The list is led by the New York Knicks, whose estimated value is US$5 billion and revenue of US$178 billion, owned by Madison Square Garden Sports.
This is followed by the $4.7 billion Golden State Warriors, owned by Joe Lacob and Peter Guber, who in turn have seen nearly $200 million enter the team’s coffers.
There are also teams like the Los Angeles Lakers, with a value of US$4.6 billion and from the Jerry Buss Family Trusts; the Chicago Bulls, with US$3.3 billion and led by Jerry Reinsdorft; Boston Celtics, with US$3.2 billion and Wycliffe & Irving Grousbeck; Los Angeles Clippers, with US$2,750 million and Steve Ballmer; Brooklyn Nets, with US$2.65 billion and Joseph Tsai; and Houston Rockets, with US$2.5 billion and Tilma Fertitta.

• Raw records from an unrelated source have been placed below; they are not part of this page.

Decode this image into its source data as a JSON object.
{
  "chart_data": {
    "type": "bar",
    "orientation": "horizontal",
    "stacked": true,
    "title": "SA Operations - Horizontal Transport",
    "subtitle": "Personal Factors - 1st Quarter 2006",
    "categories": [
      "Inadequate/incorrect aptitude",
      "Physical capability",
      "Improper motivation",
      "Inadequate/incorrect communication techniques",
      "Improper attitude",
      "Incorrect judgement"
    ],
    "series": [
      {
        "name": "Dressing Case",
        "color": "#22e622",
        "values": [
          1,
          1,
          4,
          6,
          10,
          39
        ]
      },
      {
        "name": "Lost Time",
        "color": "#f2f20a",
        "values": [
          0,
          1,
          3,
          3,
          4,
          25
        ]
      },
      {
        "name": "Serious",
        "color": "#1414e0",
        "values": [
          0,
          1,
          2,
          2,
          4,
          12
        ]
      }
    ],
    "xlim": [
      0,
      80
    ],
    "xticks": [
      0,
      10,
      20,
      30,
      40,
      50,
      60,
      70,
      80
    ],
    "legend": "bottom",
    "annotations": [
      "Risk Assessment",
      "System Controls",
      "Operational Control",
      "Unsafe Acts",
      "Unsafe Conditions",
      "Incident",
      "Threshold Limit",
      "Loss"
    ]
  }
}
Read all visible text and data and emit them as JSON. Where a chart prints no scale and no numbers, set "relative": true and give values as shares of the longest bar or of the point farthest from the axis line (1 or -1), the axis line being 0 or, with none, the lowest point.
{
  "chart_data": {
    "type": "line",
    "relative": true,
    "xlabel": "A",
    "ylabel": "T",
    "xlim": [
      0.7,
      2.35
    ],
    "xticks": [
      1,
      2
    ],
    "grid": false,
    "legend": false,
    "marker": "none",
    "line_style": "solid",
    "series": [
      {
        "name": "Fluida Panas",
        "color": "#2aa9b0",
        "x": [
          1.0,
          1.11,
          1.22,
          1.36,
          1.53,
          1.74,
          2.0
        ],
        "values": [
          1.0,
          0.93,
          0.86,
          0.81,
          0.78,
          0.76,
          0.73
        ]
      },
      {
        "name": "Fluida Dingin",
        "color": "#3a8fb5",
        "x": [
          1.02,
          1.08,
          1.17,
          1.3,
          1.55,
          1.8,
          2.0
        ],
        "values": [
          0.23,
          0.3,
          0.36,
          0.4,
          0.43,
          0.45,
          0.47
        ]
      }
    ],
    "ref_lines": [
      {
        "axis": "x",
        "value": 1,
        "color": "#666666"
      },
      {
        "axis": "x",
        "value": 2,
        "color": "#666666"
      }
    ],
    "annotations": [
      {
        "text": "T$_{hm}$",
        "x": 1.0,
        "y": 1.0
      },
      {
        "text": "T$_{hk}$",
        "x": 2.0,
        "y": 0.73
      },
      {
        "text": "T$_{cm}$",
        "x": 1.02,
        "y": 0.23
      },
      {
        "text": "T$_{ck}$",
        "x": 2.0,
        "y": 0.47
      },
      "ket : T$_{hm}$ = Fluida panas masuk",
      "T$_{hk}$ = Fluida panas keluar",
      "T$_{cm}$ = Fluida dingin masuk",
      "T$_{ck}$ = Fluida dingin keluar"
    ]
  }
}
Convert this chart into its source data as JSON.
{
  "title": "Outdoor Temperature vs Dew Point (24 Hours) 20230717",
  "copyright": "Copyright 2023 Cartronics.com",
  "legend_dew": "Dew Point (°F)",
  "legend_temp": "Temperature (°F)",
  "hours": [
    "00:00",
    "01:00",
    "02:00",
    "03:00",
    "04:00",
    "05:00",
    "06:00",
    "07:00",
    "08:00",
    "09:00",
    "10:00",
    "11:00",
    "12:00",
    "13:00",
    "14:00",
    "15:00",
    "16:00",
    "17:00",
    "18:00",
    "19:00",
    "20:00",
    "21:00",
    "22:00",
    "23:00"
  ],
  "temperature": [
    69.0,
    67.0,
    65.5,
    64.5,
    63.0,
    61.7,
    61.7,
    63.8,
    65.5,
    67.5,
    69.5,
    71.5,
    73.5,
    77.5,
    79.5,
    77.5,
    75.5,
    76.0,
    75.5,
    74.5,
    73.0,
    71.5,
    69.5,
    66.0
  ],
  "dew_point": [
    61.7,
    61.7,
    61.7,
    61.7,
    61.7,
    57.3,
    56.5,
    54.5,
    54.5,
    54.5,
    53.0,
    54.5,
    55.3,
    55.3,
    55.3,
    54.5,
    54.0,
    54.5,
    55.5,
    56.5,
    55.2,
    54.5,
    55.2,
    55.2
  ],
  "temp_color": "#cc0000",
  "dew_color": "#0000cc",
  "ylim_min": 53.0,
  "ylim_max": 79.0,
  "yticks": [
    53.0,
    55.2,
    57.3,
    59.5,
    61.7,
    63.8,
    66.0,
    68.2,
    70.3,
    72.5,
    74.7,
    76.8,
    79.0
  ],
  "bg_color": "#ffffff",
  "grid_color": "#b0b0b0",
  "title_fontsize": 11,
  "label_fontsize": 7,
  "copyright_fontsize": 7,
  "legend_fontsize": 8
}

In contrast, those with a lower value are the Memphis Grizzlies, with a value of US$1.3 billion and owned by Robert Pera; New Orleans Pelicans, with US$1.35 billion and Gayle Benson; Minnesota Timberwolves, with US$1.4 billion and Glen Taylor; Detroit Pistons, with US$1,450 million and Tom Gores; Orlando Magic, with US$1.46 billion and DeVosFamily; and Charlotte Hornets, with US$1,500 million and Michael Jordan.
According to the same American magazine, the average value of the equipment increased to $2.20 million, from $2.1 billion last year, an increase that ended a three-year drop in values due to the economic consequences of the housing crisis. This scenario coincides with the increase in the value of baseball teams and follows the 7% gain of the NFL.